Dunno if I’d rank it as an extraordinary film, but it’d be a fun one to show to students. Beats the hell out of that Schoolhouse Rock video about how they pass bills, anyways (before people get their hate-guns out to broil me to a crisp, let me comment that I like that song. But if Mr. Smith is naïvely idealistic, then Schoolhouse Rock is simply off the self-delusion scale).

See also: IMDB, Wikipedia.

Gone with the Wind: The Great American Epic

[Screenshot]Yow. I got a feeling there is not a single damn thing I can say about this film that hasn’t been said before. It could be argued fairly convincingly that it’s the single most culturally significant, or at least culturally pervasive, cinematic work in American history. A number of quotes and schenes have entered public consciousness, and it’s received both critical and popular acclaim. It’s really damn long but it’s not padded to fill the length, it’s well acted, and it’s shot in gorgeous Technicolor.
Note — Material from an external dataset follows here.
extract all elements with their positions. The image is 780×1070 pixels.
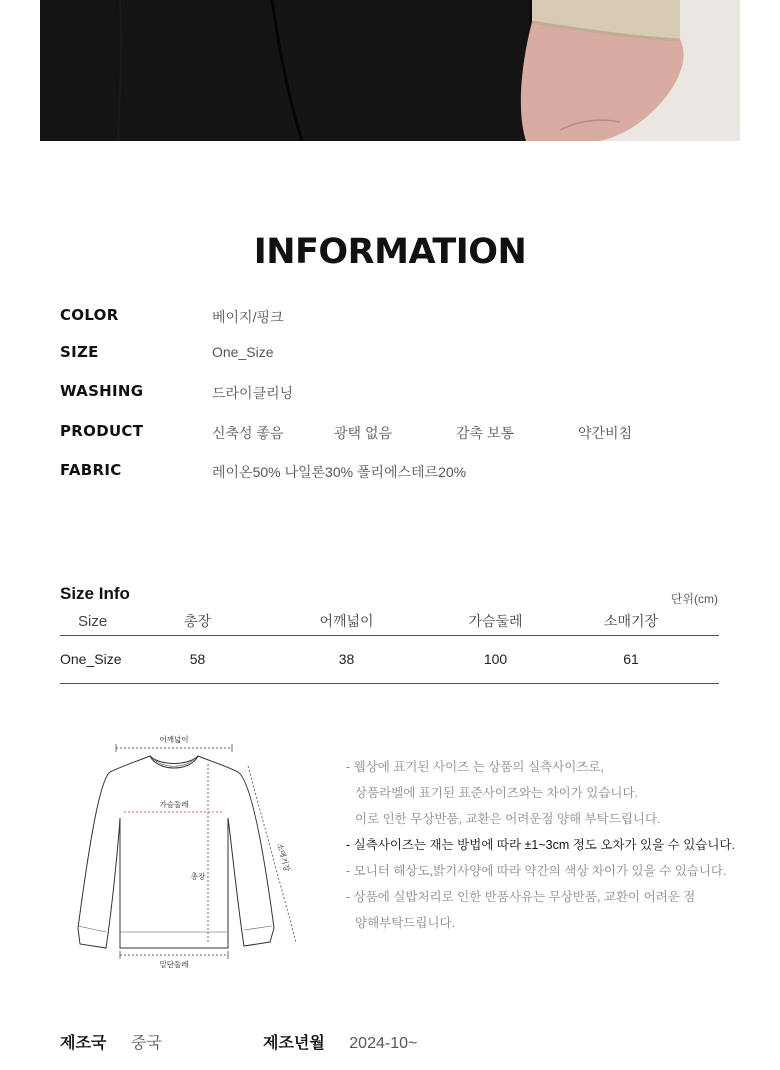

What can a poor cinephile possibly say to add to the tremendous wealth of knowledge and commentary about it? There’s a lot about race relations and the sanitation trhereof, but that’s definitely a subject that’s been done to death. So I’ll quit while I’m behind and leave it at a personal opinion: It was a stupendous film, consistently awesome, but in the realm of epic-length sweeping dramas, I think I still prefer Doctor Zhivago. That’s just a personal preference though.